CFIB – Relief there is no increase to capital gains

Business News

OTTAWA – In responding to the 2017 Federal Budget, the Canadian Federation of Independent Business (CFIB) noted that small business owners will be relieved to learn there are no measures to raise taxes on capital gains or small business income in 2017.

“We’re relieved by what we didn’t see in this budget, but small business owners will be concerned that several key tax measures for independent businesses are under active review,” said CFIB president Dan Kelly.  These include the personal and capital gains tax treatment of businesses where several family members are involved.

The biggest negative for entrepreneurs and employees is a projected 3% increase in Employment Insurance (EI) rates in 2018. “The payroll budgets of every business and the take home pay for Canadian workers will now drop for 6 straight years, with an EI hike in 2018 and 5 years of CPP premium hikes starting in 2019,” Kelly noted.

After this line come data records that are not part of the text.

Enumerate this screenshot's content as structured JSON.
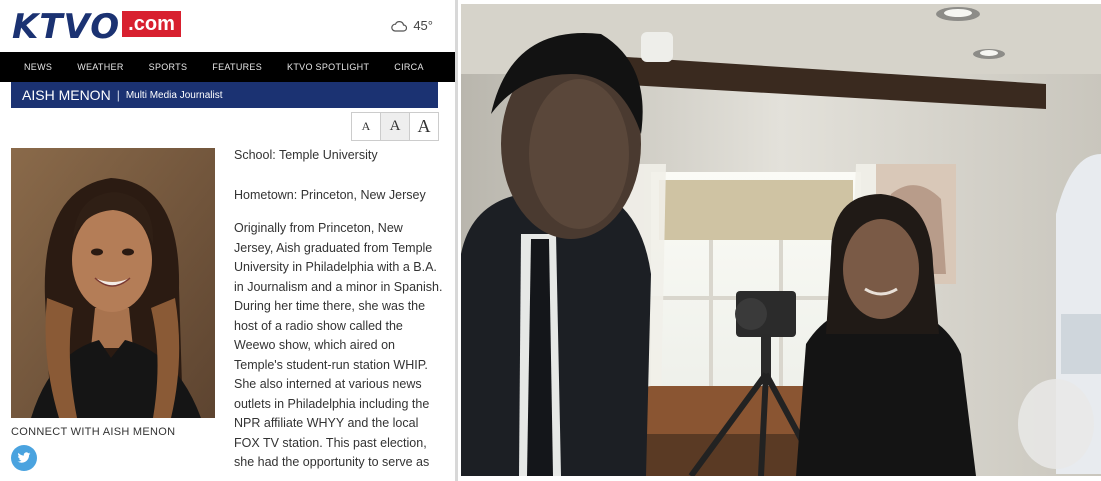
{
  "site": {
    "logo_text": "KTVO",
    "logo_domain": ".com",
    "weather_temp": "45°",
    "weather_icon": "cloud-icon"
  },
  "nav": [
    "News",
    "Weather",
    "Sports",
    "Features",
    "KTVO Spotlight",
    "Circa"
  ],
  "profile": {
    "name": "AISH MENON",
    "role": "Multi Media Journalist",
    "school": "School: Temple University",
    "hometown": "Hometown: Princeton, New Jersey",
    "bio": "Originally from Princeton, New Jersey, Aish graduated from Temple University in Philadelphia with a B.A. in Journalism and a minor in Spanish. During her time there, she was the host of a radio show called the Weewo show, which aired on Temple's student-run station WHIP. She also interned at various news outlets in Philadelphia including the NPR affiliate WHYY and the local FOX TV station. This past election, she had the opportunity to serve as",
    "connect_label": "CONNECT WITH AISH MENON",
    "social_icon": "twitter-icon"
  },
  "text_size": {
    "small": "A",
    "medium": "A",
    "large": "A"
  },
  "colors": {
    "brand_navy": "#1b3272",
    "brand_red": "#d8202f",
    "nav_bg": "#000000",
    "twitter_blue": "#4aa3df"
  }
}
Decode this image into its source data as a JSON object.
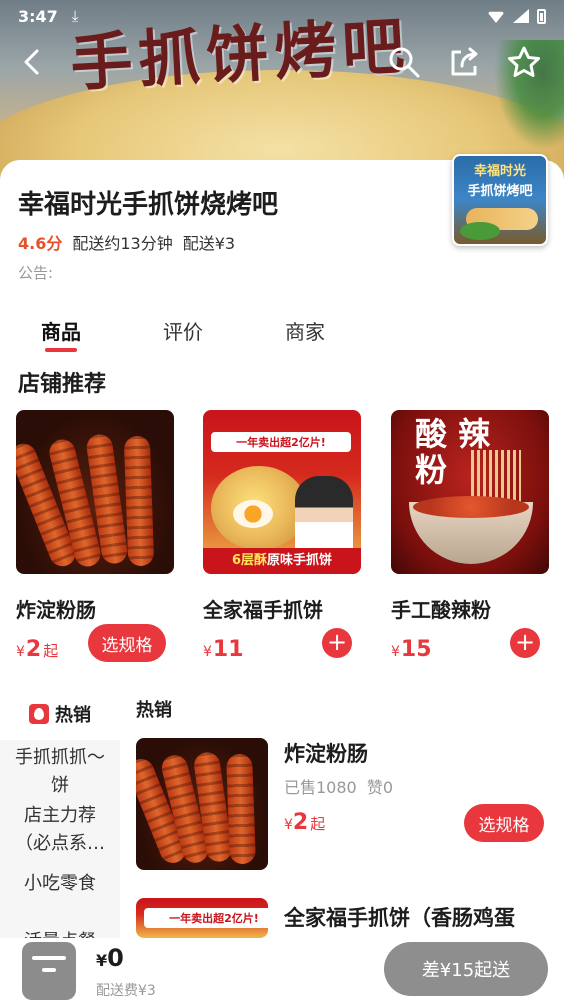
{
  "status_bar": {
    "time": "3:47",
    "download_icon": "download-arrow-icon"
  },
  "hero": {
    "title_art": "手抓饼烤吧"
  },
  "store": {
    "name": "幸福时光手抓饼烧烤吧",
    "rating": "4.6分",
    "delivery_time": "配送约13分钟",
    "delivery_fee": "配送¥3",
    "notice": "公告:",
    "logo_line1": "幸福时光",
    "logo_line2": "手抓饼烤吧"
  },
  "tabs": [
    {
      "label": "商品",
      "active": true
    },
    {
      "label": "评价",
      "active": false
    },
    {
      "label": "商家",
      "active": false
    }
  ],
  "recommended": {
    "title": "店铺推荐",
    "items": [
      {
        "name": "炸淀粉肠",
        "currency": "¥",
        "price": "2",
        "suffix": "起",
        "action": "选规格"
      },
      {
        "name": "全家福手抓饼",
        "currency": "¥",
        "price": "11",
        "action": "+"
      },
      {
        "name": "手工酸辣粉",
        "currency": "¥",
        "price": "15",
        "action": "+"
      }
    ],
    "image_text": {
      "cake_headline": "一年卖出超2亿片!",
      "cake_band_a": "6层酥",
      "cake_band_b": "原味手抓饼",
      "noodle_line1": "酸 辣",
      "noodle_line2": "粉"
    }
  },
  "categories": {
    "hot": "热销",
    "items": [
      "手抓抓抓～饼",
      "店主力荐（必点系…",
      "小吃零食",
      "活量点餐"
    ]
  },
  "list": {
    "title": "热销",
    "items": [
      {
        "name": "炸淀粉肠",
        "sold": "已售1080",
        "likes": "赞0",
        "currency": "¥",
        "price": "2",
        "suffix": "起",
        "action": "选规格"
      },
      {
        "name": "全家福手抓饼（香肠鸡蛋"
      }
    ]
  },
  "cart": {
    "total_currency": "¥",
    "total": "0",
    "fee": "配送费¥3",
    "button": "差¥15起送"
  },
  "colors": {
    "accent": "#e8383d",
    "rating": "#e8502a",
    "muted": "#999999",
    "cart_btn": "#8e8e8e"
  }
}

On the positive front for small business owners, CFIB noted:

  • Several investments in skills building programs
  • A new procurement initiative to support innovative entrepreneurs
  • A review of measures to allow less costly transfers of businesses to family members
  • Measures to make it faster and easier to employ foreign workers

“We applaud measures in the budget to help build skills levels and the labour force available to employers,” said Dan Kelly.  “We hope this will include a pathway to permanent residency for foreign workers with lower skills levels.  In addition, we’re thrilled the government is considering changes to allow transfers of businesses to family members, recommended by CFIB and the subject of two recent private members’ bills from the Liberals and NDP.”

While the budget has no major new overall spending initiatives, small business owners remain highly concerned with the size of deficits and debt.  “Concern over government deficits has risen to become the number two issue for CFIB members, just behind the total tax burden,” Kelly said.  “We urge the government to introduce a plan to get back to a balanced budget and deliver on their election promise to reduce the small business tax rate to 9% by 2019.”

CFIB is Canada’s largest association of small- and medium-sized businesses with 109,000 members across every sector and region.